What % is normal availability?

scottalanmiller

@pete-s said in What % is normal availability?:

Given how reliable the equipment really is makes me wonder who really needs high availability. Most people aren't hosting NASDAQ servers exactly.

This is what I've been saying for years. A few things I keep pointing out to people...

HA is about shaving SECONDS, you have to pay for all of that HA in the tiniest amounts of time.
HA carries a lot of overhead and its own risks. Many HA systems induce more downtime than they protect against.
Many HA approaches or solutions only claim to approach uptimes lower than standard, rather than greater than!

bbigford

At about an hour a year, I would say four 9's is acceptable.

scottalanmiller

@bbigford said in What % is normal availability?:

At about an hour a year, I would say four 9's is acceptable.

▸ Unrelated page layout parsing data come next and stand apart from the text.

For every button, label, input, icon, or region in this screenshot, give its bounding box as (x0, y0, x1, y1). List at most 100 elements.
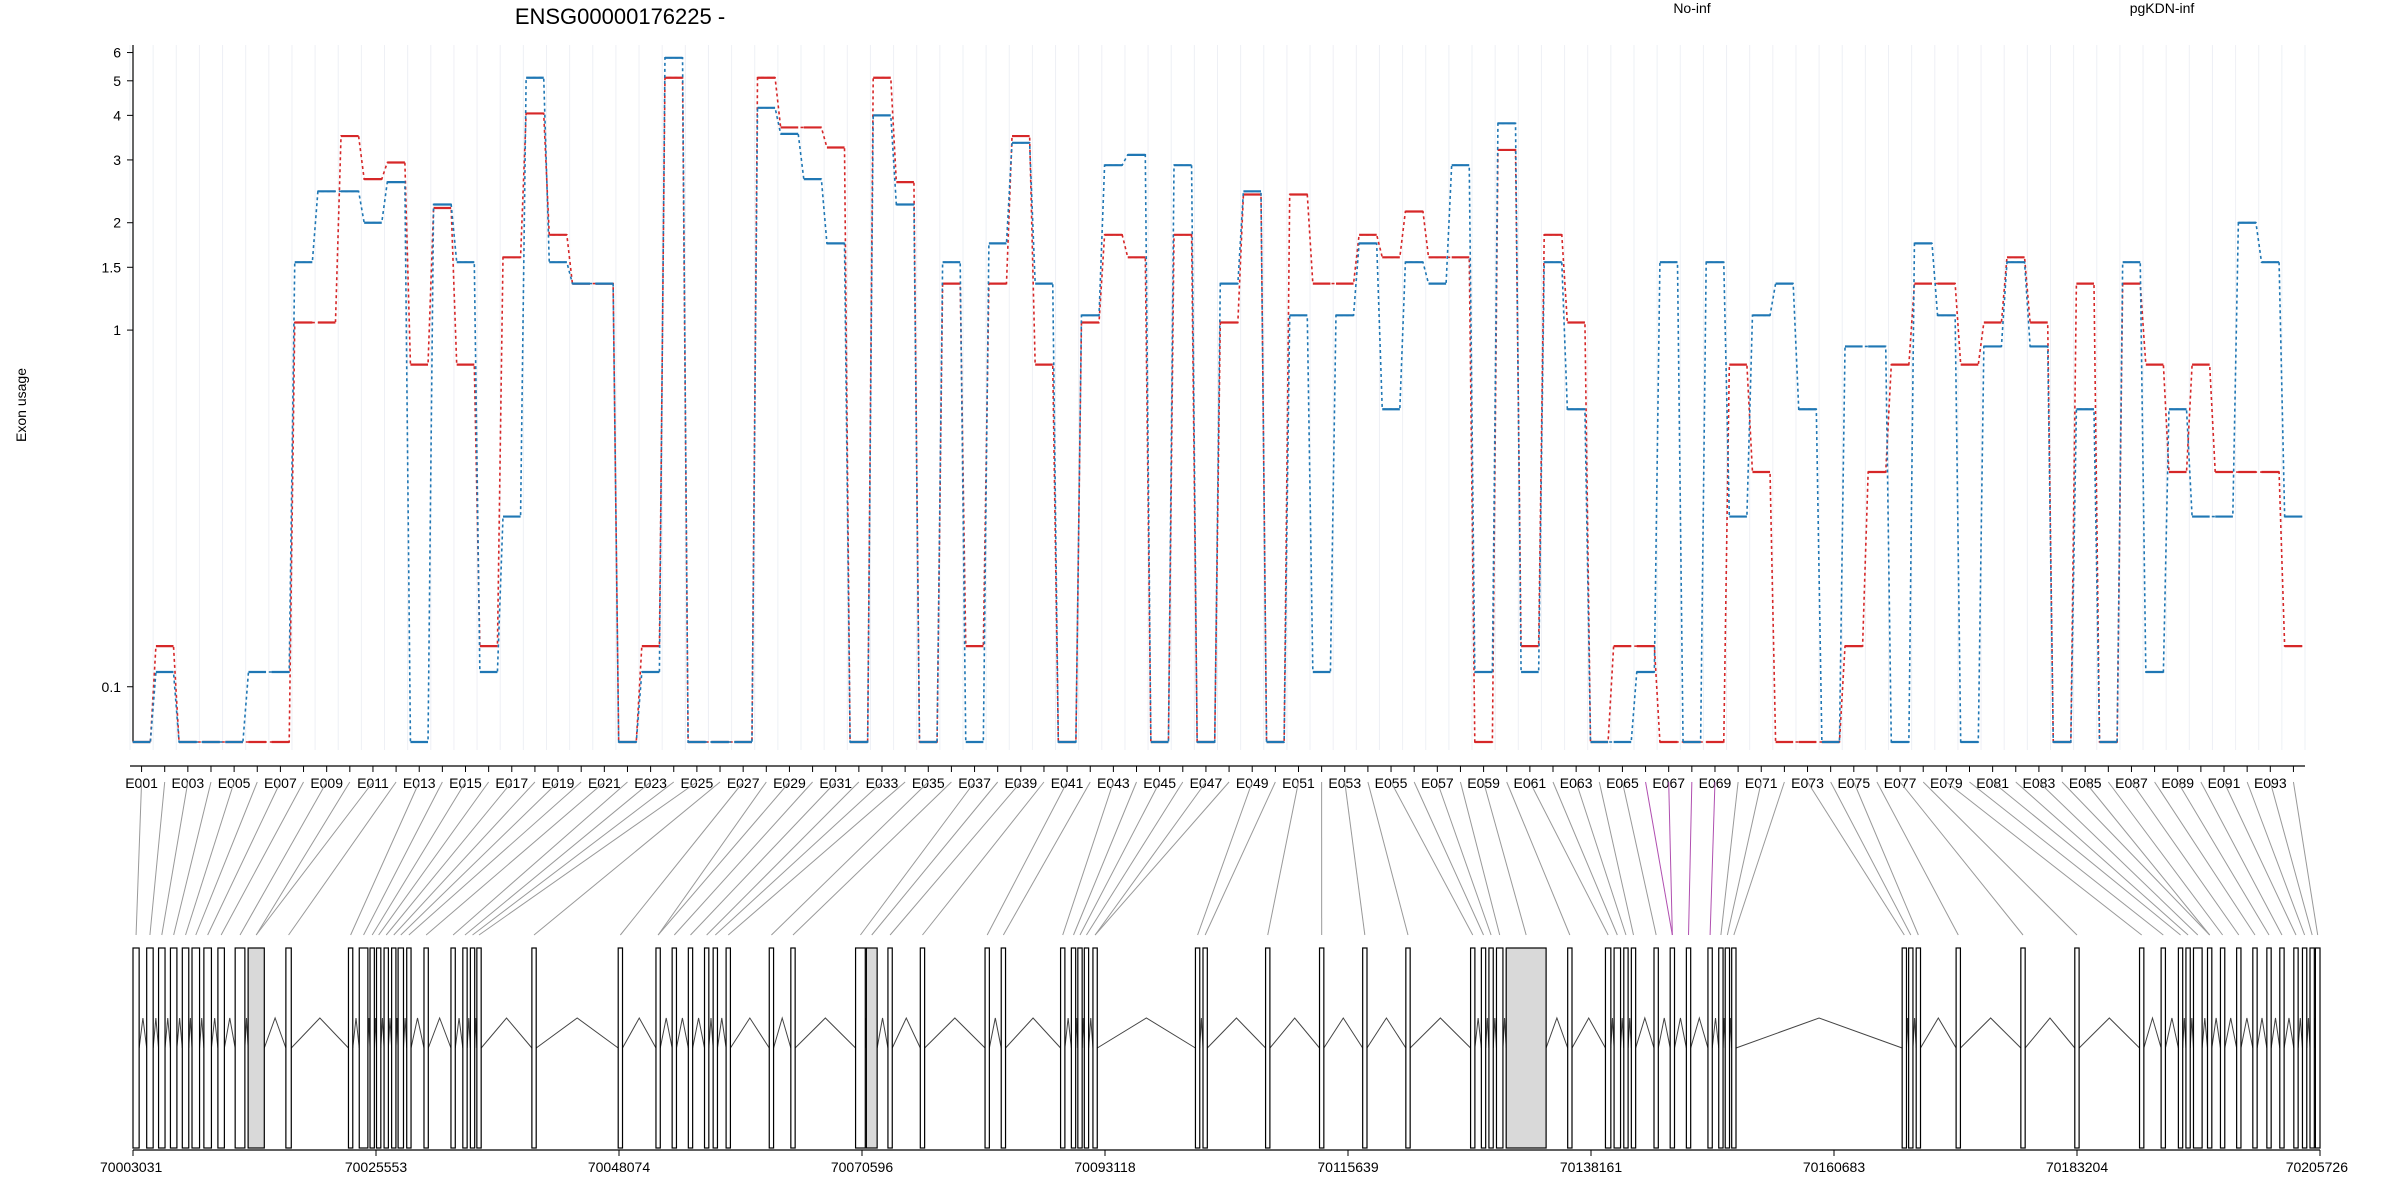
exon-box (1908, 947, 1914, 1149)
genomic-axis: 70003031 70025553 70048074 70070596 70093118… (100, 1149, 2349, 1175)
exon-connector (673, 781, 813, 936)
exon-connector (1853, 781, 1919, 936)
exon-connector (1094, 781, 1207, 936)
intron (2224, 1017, 2238, 1049)
intron (1545, 1016, 1569, 1049)
intron (622, 1016, 657, 1049)
exon-connector (1876, 781, 1959, 936)
series-line-1 (132, 57, 2303, 743)
exon-connector (350, 781, 420, 936)
intron (2078, 1017, 2140, 1049)
exon-connector (1688, 781, 1693, 936)
y-tick-label: 1 (113, 322, 121, 338)
exon-box (1707, 947, 1713, 1149)
intron (176, 1017, 183, 1049)
x-tick-label: E085 (2069, 775, 2102, 791)
genomic-tick-label: 70048074 (588, 1159, 651, 1175)
intron (1064, 1017, 1072, 1049)
exon-connector (1830, 781, 1912, 936)
genomic-tick-label: 70093118 (1074, 1159, 1135, 1175)
intron (290, 1017, 349, 1049)
exon-box (347, 947, 354, 1149)
intron (692, 1017, 706, 1049)
exon-box (887, 947, 893, 1149)
exon-box (2192, 947, 2203, 1149)
exon-box (2074, 947, 2080, 1149)
exon-box (2177, 947, 2184, 1149)
exon-box (984, 947, 990, 1149)
exon-box (203, 947, 213, 1149)
x-tick-label: E009 (310, 775, 343, 791)
genomic-tick-label: 70138161 (1560, 1159, 1623, 1175)
intron (263, 1016, 287, 1049)
exon-connector (452, 781, 628, 936)
genomic-tick-label: 70003031 (100, 1159, 163, 1175)
exon-connector (371, 781, 466, 936)
exon-connector (472, 781, 675, 936)
exon-box (397, 947, 405, 1149)
intron (1088, 1017, 1094, 1049)
exon-connector (378, 781, 490, 936)
exon-connector (400, 781, 559, 936)
exon-box (712, 947, 719, 1149)
intron (2256, 1017, 2268, 1049)
legend-pgkdn-inf: pgKDN-inf (2130, 0, 2195, 16)
exon-box (1264, 947, 1271, 1149)
exon-connector (792, 781, 952, 936)
intron (1323, 1017, 1364, 1049)
x-tick-label: E013 (403, 775, 436, 791)
x-tick-label: E041 (1051, 775, 1084, 791)
intron (1206, 1017, 1266, 1049)
exon-connector (714, 781, 883, 936)
exon-box (358, 947, 369, 1149)
intron (2270, 1017, 2281, 1049)
intron (708, 1017, 714, 1049)
x-tick-label: E011 (357, 775, 389, 791)
exon-box (1077, 947, 1083, 1149)
intron (1657, 1017, 1671, 1049)
genomic-tick-label: 70205726 (2286, 1159, 2349, 1175)
exon-box (191, 947, 201, 1149)
exon-connector (2154, 781, 2256, 936)
x-tick-label: E081 (1976, 775, 2009, 791)
exon-connector (161, 781, 189, 936)
exon-connector (1709, 781, 1716, 936)
exon-box (1604, 947, 1612, 1149)
x-tick-label: E023 (634, 775, 667, 791)
y-axis-label: Exon usage (13, 368, 29, 442)
intron (1711, 1017, 1720, 1049)
exon-box (865, 947, 878, 1149)
exon-box (1623, 947, 1629, 1149)
exon-box (1083, 947, 1090, 1149)
exon-connector (2038, 781, 2199, 936)
exon-connector (1483, 781, 1527, 936)
exon-connector (135, 781, 143, 936)
exon-box (369, 947, 375, 1149)
intron (352, 1017, 360, 1049)
intron (1571, 1016, 1606, 1049)
exon-box (169, 947, 178, 1149)
exon-connector (1367, 781, 1409, 936)
intron (2024, 1017, 2076, 1049)
x-tick-label: E039 (1004, 775, 1037, 791)
x-tick-label: E015 (449, 775, 482, 791)
genomic-tick-label: 70070596 (831, 1159, 894, 1175)
intron (535, 1017, 619, 1049)
exon-connector (288, 781, 397, 936)
grid-layer (129, 45, 2306, 750)
exon-connector (1267, 781, 1299, 936)
exon-box (132, 947, 140, 1149)
exon-box (1630, 947, 1637, 1149)
intron (2143, 1016, 2162, 1049)
x-axis: E001 E003 E005 E007 E009 E011 E013 E015 E017 E019… (125, 765, 2305, 791)
exon-connector (1390, 781, 1474, 936)
y-tick-label: 6 (113, 45, 121, 61)
exon-box (1202, 947, 1208, 1149)
exon-box (1318, 947, 1325, 1149)
exon-connector-lines (135, 781, 2319, 936)
exon-box (2301, 947, 2308, 1149)
exon-box (2020, 947, 2026, 1149)
exon-connector (889, 781, 1022, 936)
genomic-tick-label: 70183204 (2046, 1159, 2109, 1175)
x-tick-label: E047 (1190, 775, 1223, 791)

Yeah, that's pretty good. Especially considering that is one hour at any given time. For a typical business that operates no more than 60 hours a week, the chances that that hour will fall during production hours is pretty low and extremely low if you want it to fall completely without business hours.

For a really typically office environment, four nines uptime from a typical single server starts pushing an average of something like 12 minutes of downtime a year average during production hours. It gets pretty crazy for a typical server in a typical company.

JaredBusch

Also, never forget this is unscheduled downtime.

Some people like to forget that.

Jimmy9008

We have had our four Dell R630s coming up to two years now. Excluding planned maintenance (for example patching for the Intel vulnerability), the servers have not been unavailable (unplanned) once in that time. Over 99.99%+ for us.

Monthly reboots are performed on the physical servers, but these are planned and VMs are migrated to between hosts for application availability during those windows.

What is the normal % availability for a website/app, rather than server?

scottalanmiller

@jimmy9008 said in What % is normal availability?:

We have had our four Dell R630s coming up to two years now. Excluding planned maintenance (for example patching for the Intel vulnerability), the servers have not been unavailable (unplanned) once in that time. Over 99.99%+ for us.

In the world of anecdotes...

We had two 1999 Compaq Proliant 800 servers that ran NT4 SP6a. Both made it a DECADE without unplanned downtime. 100% update, for a decade! They were finally retired because.. they were ridiculous by the time that they retired.

Jimmy9008

@scottalanmiller said in What % is normal availability?:

@jimmy9008 said in What % is normal availability?:

We have had our four Dell R630s coming up to two years now. Excluding planned maintenance (for example patching for the Intel vulnerability), the servers have not been unavailable (unplanned) once in that time. Over 99.99%+ for us.

In the world of anecdotes...

We had two 1999 Compaq Proliant 800 servers that ran NT4 SP6a. Both made it a DECADE without unplanned downtime. 100% update, for a decade! They were finally retired because.. they were ridiculous by the time that they retired.

:face_with_tears_of_joy: but it shows that hardware can be high uptime with well ran maintenance, no need for complexity. Our downtime comes from the developers/app builders rather than the hardware.

scottalanmiller

@jimmy9008 said in What % is normal availability?:

@scottalanmiller said in What % is normal availability?:

@jimmy9008 said in What % is normal availability?:

We have had our four Dell R630s coming up to two years now. Excluding planned maintenance (for example patching for the Intel vulnerability), the servers have not been unavailable (unplanned) once in that time. Over 99.99%+ for us.

In the world of anecdotes...

We had two 1999 Compaq Proliant 800 servers that ran NT4 SP6a. Both made it a DECADE without unplanned downtime. 100% update, for a decade! They were finally retired because.. they were ridiculous by the time that they retired.

:face_with_tears_of_joy: but it shows that hardware can be high uptime with well ran maintenance, no need for complexity. Our downtime comes from the developers/app builders rather than the hardware.

Oh gosh, yeah.

When in my massive environment (80K+ servers) our outages were caused by, in this order...

Developers and their code.
System admin mistakes.
SAN
Datacenter level failures
Hardware failures that don't support redundancy at this class (essentially memory failures.)

Things that never (during my decade tenure) caused outages...

Power Supplies (due to redundancy)
Fans (due to redundancy)
Hard Drives (due to redundancy)

1337

@scottalanmiller said in What % is normal availability?:

When in my massive environment (80K+ servers)

80k+ servers? That has to be something in size like Paypal or LinkedIn.

scottalanmiller

@pete-s said in What % is normal availability?:

@scottalanmiller said in What % is normal availability?:

When in my massive environment (80K+ servers)

80k+ servers? That has to be something in size like Paypal or LinkedIn.

Way bigger than those. Those would not come close.